Historical Development of the Concept: A Preliminary Outline
• Few research institutes in Sweden, universities functions as research institutes for ”all of society”.
• 1960s and 1970s – sectoral research funding expands.
• The problem with sectoral research was that Swedish research policy was too divided (sectoralized).
• 1980s and 1990s – a section of the academic world attacks sectoral research and tries to increase academic control over its funding (Gustavsson, Elzinga, Nybom, Wittrock).
• The concept moves from the unified research policy debate to the academic freedom debate!
• 2000 – the concept of sectoral research largely disappears from the Swedish debate.
Successful Mobilisation?
• Fairly successful 1980-2000.
• Forced sectoral agencies to reluctantly create structures resembling research councils (Persson 2001).
• In spite of Carl Tham at the Ministry of Education, two investigations took the university side (SOU 1996: 29, SOU 1998:128).
• Much sectoral research funding transferred to FAS and FORMAS.
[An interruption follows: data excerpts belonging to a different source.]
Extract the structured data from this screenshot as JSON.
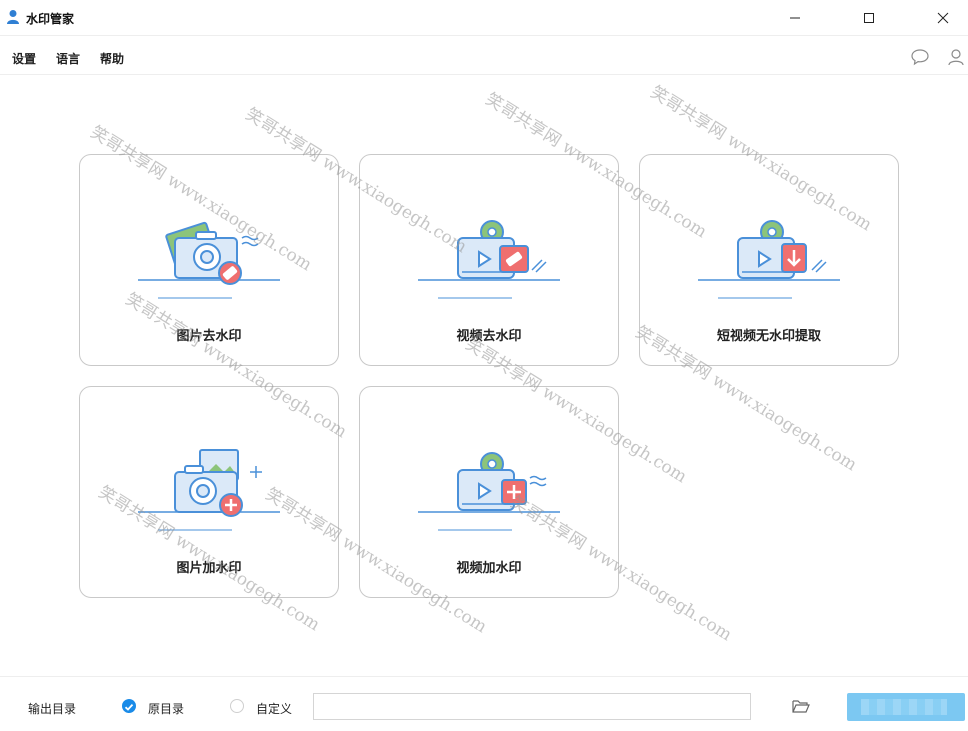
{
  "window": {
    "title": "水印管家",
    "minimize_glyph": "—",
    "maximize_glyph": "□",
    "close_glyph": "✕"
  },
  "menu": {
    "settings": "设置",
    "language": "语言",
    "help": "帮助"
  },
  "header_icons": [
    "chat-bubble-icon",
    "user-icon"
  ],
  "tools": [
    {
      "label": "图片去水印",
      "icon": "photo-remove-watermark-icon"
    },
    {
      "label": "视频去水印",
      "icon": "video-remove-watermark-icon"
    },
    {
      "label": "短视频无水印提取",
      "icon": "short-video-extract-icon"
    },
    {
      "label": "图片加水印",
      "icon": "photo-add-watermark-icon"
    },
    {
      "label": "视频加水印",
      "icon": "video-add-watermark-icon"
    }
  ],
  "output": {
    "label": "输出目录",
    "options": [
      {
        "label": "原目录",
        "checked": true
      },
      {
        "label": "自定义",
        "checked": false
      }
    ],
    "path_value": "",
    "folder_icon": "folder-icon"
  },
  "watermark_overlay": {
    "lines": [
      "笑哥共享网 www.xiaogegh.com",
      "笑哥共享网 www.xiaogegh.com",
      "笑哥共享网 www.xiaogegh.com",
      "笑哥共享网 www.xiaogegh.com",
      "笑哥共享网 www.xiaogegh.com",
      "笑哥共享网 www.xiaogegh.com",
      "笑哥共享网 www.xiaogegh.com",
      "笑哥共享网 www.xiaogegh.com",
      "笑哥共享网 www.xiaogegh.com",
      "笑哥共享网 www.xiaogegh.com"
    ]
  },
  "colors": {
    "accent_blue": "#1a8be8",
    "illus_blue": "#4a90d9",
    "illus_light": "#dbe9f8",
    "illus_red": "#ef6f6f",
    "illus_green": "#8cc47a",
    "start_button": "#7cc8f2"
  }
}
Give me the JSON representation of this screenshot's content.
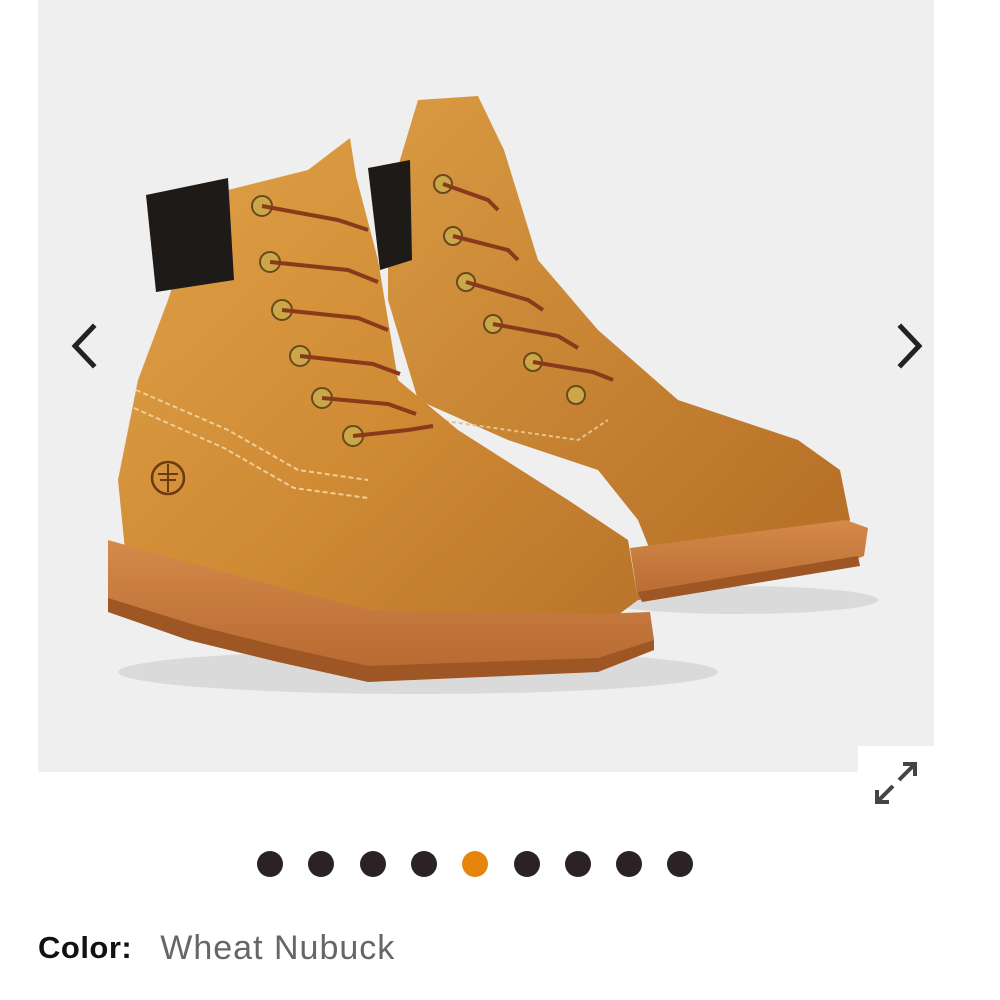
{
  "gallery": {
    "image_alt": "Wheat Nubuck 6-inch boots",
    "prev_icon": "chevron-left-icon",
    "next_icon": "chevron-right-icon",
    "expand_icon": "expand-arrows-icon",
    "slide_count": 9,
    "active_slide": 5,
    "accent_color": "#e6850c",
    "dot_color": "#2b2226"
  },
  "color": {
    "label": "Color:",
    "value": "Wheat Nubuck"
  }
}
• Many complaints that Swedish research policy too much favoured curiosity-driven basic research (Arnold et al. 1999, Elan & Glimell 2004, Gergils 2006).
• Post-2000 – most concepts are used to legitimise Ruivo’s trend (Mode 2, Triple Helix, Innovation System, Cluster etc).
• Difficult to establish that having a concept was the cause of the successful mobilisation, but makes it interesting to study conceptual use!